The Global Grants Program was designed to follow the lead of the countries we work in, expand on lessons learned from previous public health intelligence work, and promote regional collaboration, such as the sharing of best practices and technical expertise, among countries addressing similar issues.

 

The initial round of program funding supported countries that had transitioned from priority status in the Data for Health initiative. These projects expanded on previous program work, ensuring the sustainability and scaling up of achievements where appropriate. Working with Data for Health partners, the second round of funding targeted a new crop of countries on projects that address long-standing data gaps and systems improvement. The goal was to make data as accessible to decision-makers as possible, providing critical input into addressing health challenges through policy development, resource deployment and measuring success.

Q: What are some of the successes you’ve seen with the first two rounds of Global Grants Program funding?

A critical component of our program is recognizing that our in-country partners are the experts, and that they are intimately familiar with the needs of their local health systems and communities. We have seen that funding locally led and managed projects results in sensible and tangible deliverables that fit community needs. The local teams are the driving force behind the work.

 

In the last few months, we have witnessed our country teams achieve important data transformations under urgent and challenging circumstances. In Brazil, our partners working to refine cause-of-death data were able to quickly pivot and incorporate COVID-related mortality. Likewise, in Ecuador, the team capitalized on Global Grants Program training on Iris software, to quickly capture and report on excess mortality during the pandemic. Our partners in Ghana have adapted a complicated system of cause-of-death reporting into a streamlined e-notification system—valuable in both pandemic and everyday conditions.

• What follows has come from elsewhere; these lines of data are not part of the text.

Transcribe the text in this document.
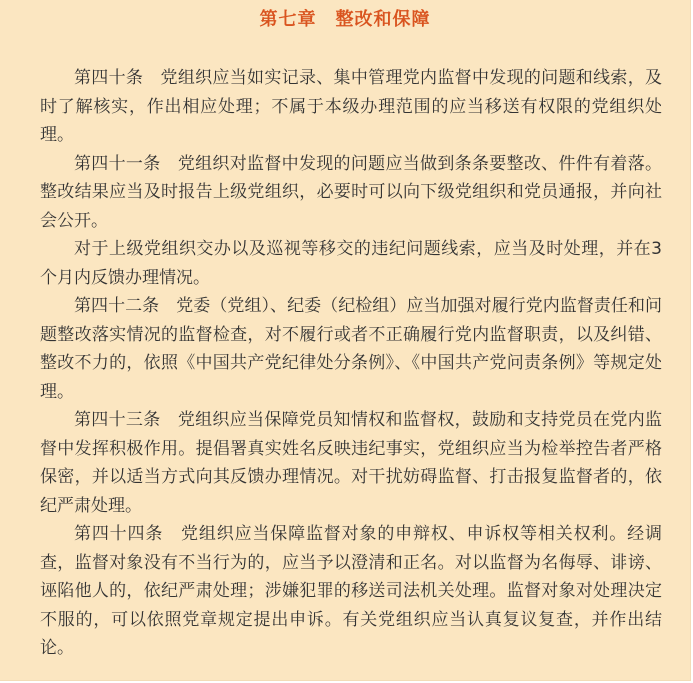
第七章　整改和保障

第四十条　党组织应当如实记录、集中管理党内监督中发现的问题和线索，及时了解核实，作出相应处理；不属于本级办理范围的应当移送有权限的党组织处理。

第四十一条　党组织对监督中发现的问题应当做到条条要整改、件件有着落。整改结果应当及时报告上级党组织，必要时可以向下级党组织和党员通报，并向社会公开。

对于上级党组织交办以及巡视等移交的违纪问题线索，应当及时处理，并在3个月内反馈办理情况。

第四十二条　党委（党组）、纪委（纪检组）应当加强对履行党内监督责任和问题整改落实情况的监督检查，对不履行或者不正确履行党内监督职责，以及纠错、整改不力的，依照《中国共产党纪律处分条例》、《中国共产党问责条例》等规定处理。

第四十三条　党组织应当保障党员知情权和监督权，鼓励和支持党员在党内监督中发挥积极作用。提倡署真实姓名反映违纪事实，党组织应当为检举控告者严格保密，并以适当方式向其反馈办理情况。对干扰妨碍监督、打击报复监督者的，依纪严肃处理。

第四十四条　党组织应当保障监督对象的申辩权、申诉权等相关权利。经调查，监督对象没有不当行为的，应当予以澄清和正名。对以监督为名侮辱、诽谤、诬陷他人的，依纪严肃处理；涉嫌犯罪的移送司法机关处理。监督对象对处理决定不服的，可以依照党章规定提出申诉。有关党组织应当认真复议复查，并作出结论。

Q: The newest round of Global Grants Program funding is focused on COVID-19 response. How can a boost of seed funding fortify a locality’s data capacities in both the short and long term? 

It is an understatement to say that COVID-19 has been tremendously challenging for national health systems. It has also exposed holes in data collection systems and processes in most countries. For instance, we know many countries are missing data from COVID-19 deaths outside the formal health system. How can we help them capture the whole picture, particularly in remote areas?

 

The focus of this current round of funding is to provide immediate support to governments to address the urgent gaps, with an eye toward ensuring that the grant implementation responds to the core issue, has government buy-in, and has the potential to have a lasting impact on the country’s data systems. It’s essential to look at this investment with a sustainability lens, as we move to a new normal and prepare for future outbreaks.

The Data for Health Initiative is a global effort supported by Bloomberg Philanthropies and the Australian Department of Foreign Affairs and Trade. It provides technical assistance to low- and middle-income countries worldwide to improve public health data systems at the national level, including improving civil registration and vital statistics systems, maximizing the use of data to enhance public health policymaking and decision-making, establishing and strengthening national cancer registries and more. Vital Strategies serves as an implementing partner.